Do these laws help or hurt?
Existing data on both the short- and long-term outcomes following involuntary commitment for substance use is “surprisingly limited, outdated, and conflicting.” Recent research suggests that coerced and involuntary treatment is actually less effective in terms of long-term substance use outcomes, and more dangerous in terms of overdose risk. The prospects for positive outcomes from the CARE Act are especially bleak, given the standard of care currently available to Massachusetts residents committed under Section 35. The facilities housing Section 35 patients commonly offer counseling sessions and classes to “learn more about addiction;” shockingly few offer appropriate medication. In fact, the treatment provided is often not rooted in science at all. The state’s own mandated evaluation of overdose data has found that people who were involuntarily committed were more than twice as likely to experience a fatal overdose as those who completed voluntary treatment.
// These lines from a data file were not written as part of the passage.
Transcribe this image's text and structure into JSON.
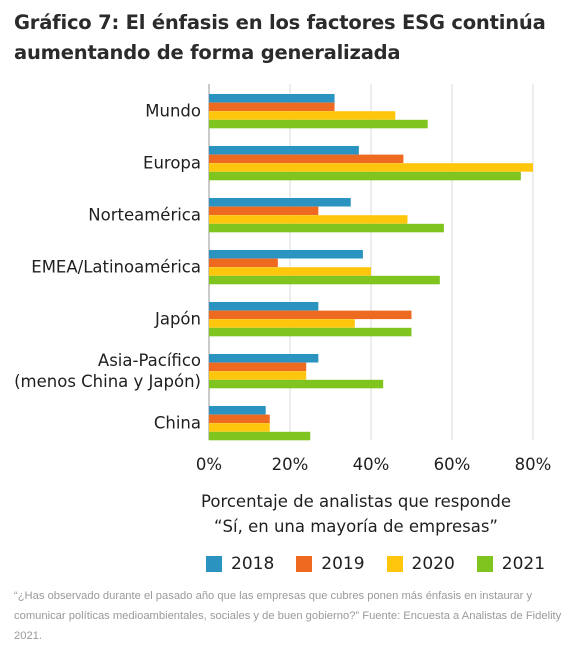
{
  "title": "Gráfico 7: El énfasis en los factores ESG continúa aumentando de forma generalizada",
  "xlabel_line1": "Porcentaje de analistas que responde",
  "xlabel_line2": "“Sí, en una mayoría de empresas”",
  "footnote": "“¿Has observado durante el pasado año que las empresas que cubres ponen más énfasis en instaurar y comunicar políticas medioambientales, sociales y de buen gobierno?” Fuente: Encuesta a Analistas de Fidelity 2021.",
  "chart_data": {
    "type": "bar",
    "orientation": "horizontal",
    "categories": [
      [
        "Mundo"
      ],
      [
        "Europa"
      ],
      [
        "Norteamérica"
      ],
      [
        "EMEA/Latinoamérica"
      ],
      [
        "Japón"
      ],
      [
        "Asia-Pacífico",
        "(menos China y Japón)"
      ],
      [
        "China"
      ]
    ],
    "series": [
      {
        "name": "2018",
        "color": "#2a93bf",
        "values": [
          31,
          37,
          35,
          38,
          27,
          27,
          14
        ]
      },
      {
        "name": "2019",
        "color": "#ef6a21",
        "values": [
          31,
          48,
          27,
          17,
          50,
          24,
          15
        ]
      },
      {
        "name": "2020",
        "color": "#ffc60b",
        "values": [
          46,
          80,
          49,
          40,
          36,
          24,
          15
        ]
      },
      {
        "name": "2021",
        "color": "#7fc41f",
        "values": [
          54,
          77,
          58,
          57,
          50,
          43,
          25
        ]
      }
    ],
    "xlim": [
      0,
      80
    ],
    "xticks": [
      "0%",
      "20%",
      "40%",
      "60%",
      "80%"
    ],
    "grid": true,
    "legend_position": "bottom"
  }
}
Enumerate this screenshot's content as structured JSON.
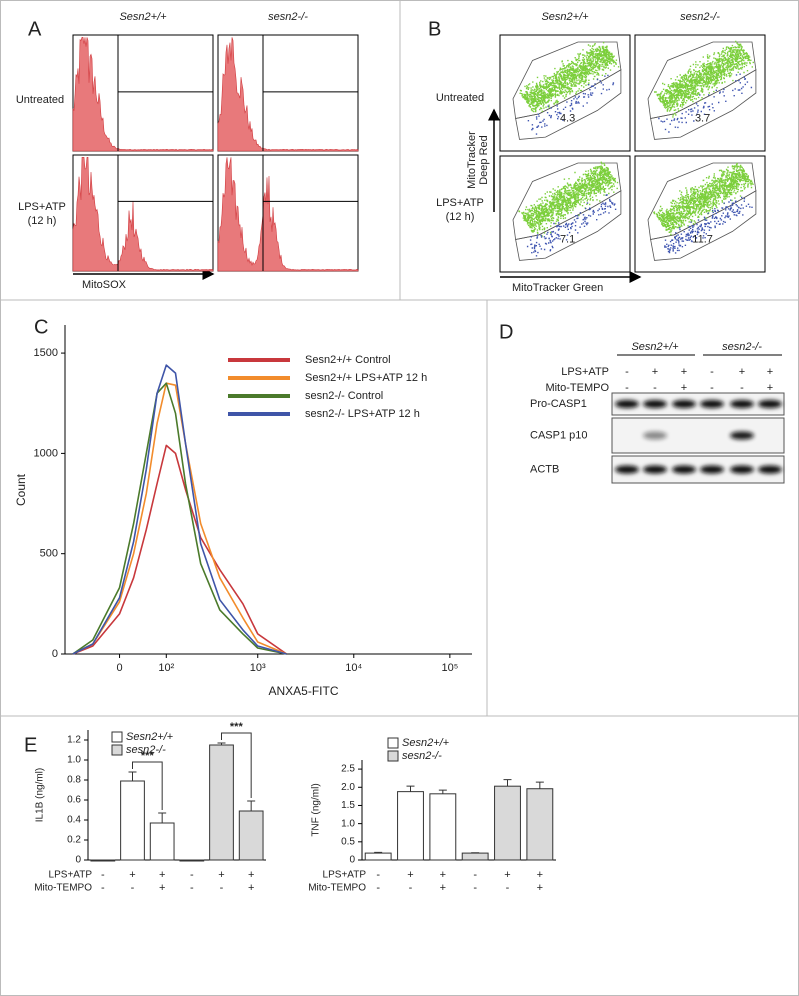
{
  "panel_a": {
    "letter": "A",
    "columns": [
      "Sesn2+/+",
      "sesn2-/-"
    ],
    "rows": [
      {
        "label": "Untreated"
      },
      {
        "label": "LPS+ATP",
        "sublabel": "(12 h)"
      }
    ],
    "x_label": "MitoSOX"
  },
  "panel_b": {
    "letter": "B",
    "columns": [
      "Sesn2+/+",
      "sesn2-/-"
    ],
    "rows": [
      {
        "label": "Untreated"
      },
      {
        "label": "LPS+ATP",
        "sublabel": "(12 h)"
      }
    ],
    "y_label": [
      "MitoTracker",
      "Deep Red"
    ],
    "x_label": "MitoTracker Green",
    "values": [
      [
        4.3,
        3.7
      ],
      [
        7.1,
        11.7
      ]
    ]
  },
  "panel_d": {
    "letter": "D",
    "groups": [
      "Sesn2+/+",
      "sesn2-/-"
    ],
    "treatments": [
      {
        "label": "LPS+ATP",
        "signs": [
          "-",
          "+",
          "+",
          "-",
          "+",
          "+"
        ]
      },
      {
        "label": "Mito-TEMPO",
        "signs": [
          "-",
          "-",
          "+",
          "-",
          "-",
          "+"
        ]
      }
    ],
    "bands": [
      "Pro-CASP1",
      "CASP1 p10",
      "ACTB"
    ]
  },
  "chart_data": [
    {
      "type": "line",
      "letter": "C",
      "x_label": "ANXA5-FITC",
      "y_label": "Count",
      "x_scale": "asinh",
      "xlim": [
        -125,
        170000
      ],
      "xticks": [
        0,
        {
          "value": 100,
          "label": "10²"
        },
        {
          "value": 1000,
          "label": "10³"
        },
        {
          "value": 10000,
          "label": "10⁴"
        },
        {
          "value": 100000,
          "label": "10⁵"
        }
      ],
      "ylim": [
        0,
        1640
      ],
      "yticks": [
        0,
        500,
        1000,
        1500
      ],
      "x": [
        -100,
        -50,
        0,
        25,
        50,
        75,
        100,
        130,
        170,
        250,
        400,
        700,
        1000,
        2000
      ],
      "series": [
        {
          "name": "Sesn2+/+ Control",
          "color": "#c8383c",
          "values": [
            0,
            40,
            200,
            380,
            620,
            850,
            1040,
            1000,
            820,
            580,
            420,
            250,
            100,
            0
          ]
        },
        {
          "name": "Sesn2+/+ LPS+ATP 12 h",
          "color": "#f28c2c",
          "values": [
            0,
            50,
            260,
            500,
            800,
            1150,
            1350,
            1340,
            1050,
            650,
            380,
            180,
            60,
            0
          ]
        },
        {
          "name": "sesn2-/- Control",
          "color": "#4b7a2b",
          "values": [
            0,
            70,
            330,
            650,
            1000,
            1300,
            1350,
            1200,
            850,
            450,
            220,
            100,
            30,
            0
          ]
        },
        {
          "name": "sesn2-/- LPS+ATP 12 h",
          "color": "#3f55a8",
          "values": [
            0,
            50,
            280,
            560,
            920,
            1300,
            1440,
            1400,
            1050,
            550,
            270,
            120,
            40,
            0
          ]
        }
      ]
    },
    {
      "type": "bar",
      "letter": "E",
      "y_label": "IL1B (ng/ml)",
      "ylim": [
        0,
        1.3
      ],
      "yticks": [
        0,
        0.2,
        0.4,
        0.6,
        0.8,
        {
          "value": 1,
          "label": "1.0"
        },
        1.2
      ],
      "categories": [
        null,
        null,
        null,
        null,
        null,
        null
      ],
      "series": [
        {
          "name": "Sesn2+/+",
          "color": "#ffffff",
          "values": [
            0,
            0.79,
            0.37,
            null,
            null,
            null
          ],
          "errors": [
            0,
            0.09,
            0.1,
            null,
            null,
            null
          ]
        },
        {
          "name": "sesn2-/-",
          "color": "#d9d9d9",
          "values": [
            null,
            null,
            null,
            0,
            1.15,
            0.49
          ],
          "errors": [
            null,
            null,
            null,
            0,
            0.02,
            0.1
          ]
        }
      ],
      "treatments": [
        {
          "label": "LPS+ATP",
          "signs": [
            "-",
            "+",
            "+",
            "-",
            "+",
            "+"
          ]
        },
        {
          "label": "Mito-TEMPO",
          "signs": [
            "-",
            "-",
            "+",
            "-",
            "-",
            "+"
          ]
        }
      ],
      "brackets": [
        {
          "label": "***",
          "bars": [
            1,
            2
          ]
        },
        {
          "label": "***",
          "bars": [
            4,
            5
          ]
        }
      ]
    },
    {
      "type": "bar",
      "y_label": "TNF (ng/ml)",
      "ylim": [
        0,
        2.75
      ],
      "yticks": [
        0,
        0.5,
        {
          "value": 1,
          "label": "1.0"
        },
        1.5,
        {
          "value": 2,
          "label": "2.0"
        },
        2.5
      ],
      "categories": [
        null,
        null,
        null,
        null,
        null,
        null
      ],
      "series": [
        {
          "name": "Sesn2+/+",
          "color": "#ffffff",
          "values": [
            0.19,
            1.88,
            1.82,
            null,
            null,
            null
          ],
          "errors": [
            0.02,
            0.15,
            0.1,
            null,
            null,
            null
          ]
        },
        {
          "name": "sesn2-/-",
          "color": "#d9d9d9",
          "values": [
            null,
            null,
            null,
            0.19,
            2.03,
            1.96
          ],
          "errors": [
            null,
            null,
            null,
            0.01,
            0.18,
            0.18
          ]
        }
      ],
      "treatments": [
        {
          "label": "LPS+ATP",
          "signs": [
            "-",
            "+",
            "+",
            "-",
            "+",
            "+"
          ]
        },
        {
          "label": "Mito-TEMPO",
          "signs": [
            "-",
            "-",
            "+",
            "-",
            "-",
            "+"
          ]
        }
      ]
    }
  ]
}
Though further research is needed to confirm these findings, there are several possible reasons for this. One is that recovery is much more likely when it is driven by internal motivation, not by coercion or force (i.e., the person must “want to change”). Second, the state may actually route individuals to less evidence-driven programs on average (e.g., “detox”) than the kind of treatment accessed voluntarily (i.e., outpatient methadone or buprenorphine treatment). Finally, those receiving care in outpatient settings may be more likely to receive services that help address underlying physical or mental health needs, which are often at the root of problematic substance use.
Involuntary commitment for people with substance use disorder deprives them of liberty, fails to offer evidence-based treatment, and may leave patients worse off by making them vulnerable to overdose risk. But for the families or medical providers of individuals with substance use disorder, court-ordered involuntary commitment for their loved ones or patients may seem like an attractive option, or indeed the only viable one, to get them into treatment. Understanding the procedures, ramifications, and consequences of involuntary commitment is vital before initiating a process that deprives a person of liberty just as much as prison would.
What is the alternative?
There is far too little on offer in Massachusetts — or elsewhere — that would trigger the timely assistance and intensive case management necessary to support people in crisis. In the absence of such supports, involuntary commitment promises to help families that are desperate to find treatment for their loved ones. Unfortunately, the promise offered by involuntary treatment is a false one. Instead, we need to develop new approaches to support families and patients in non-coercive, evidence-driven ways.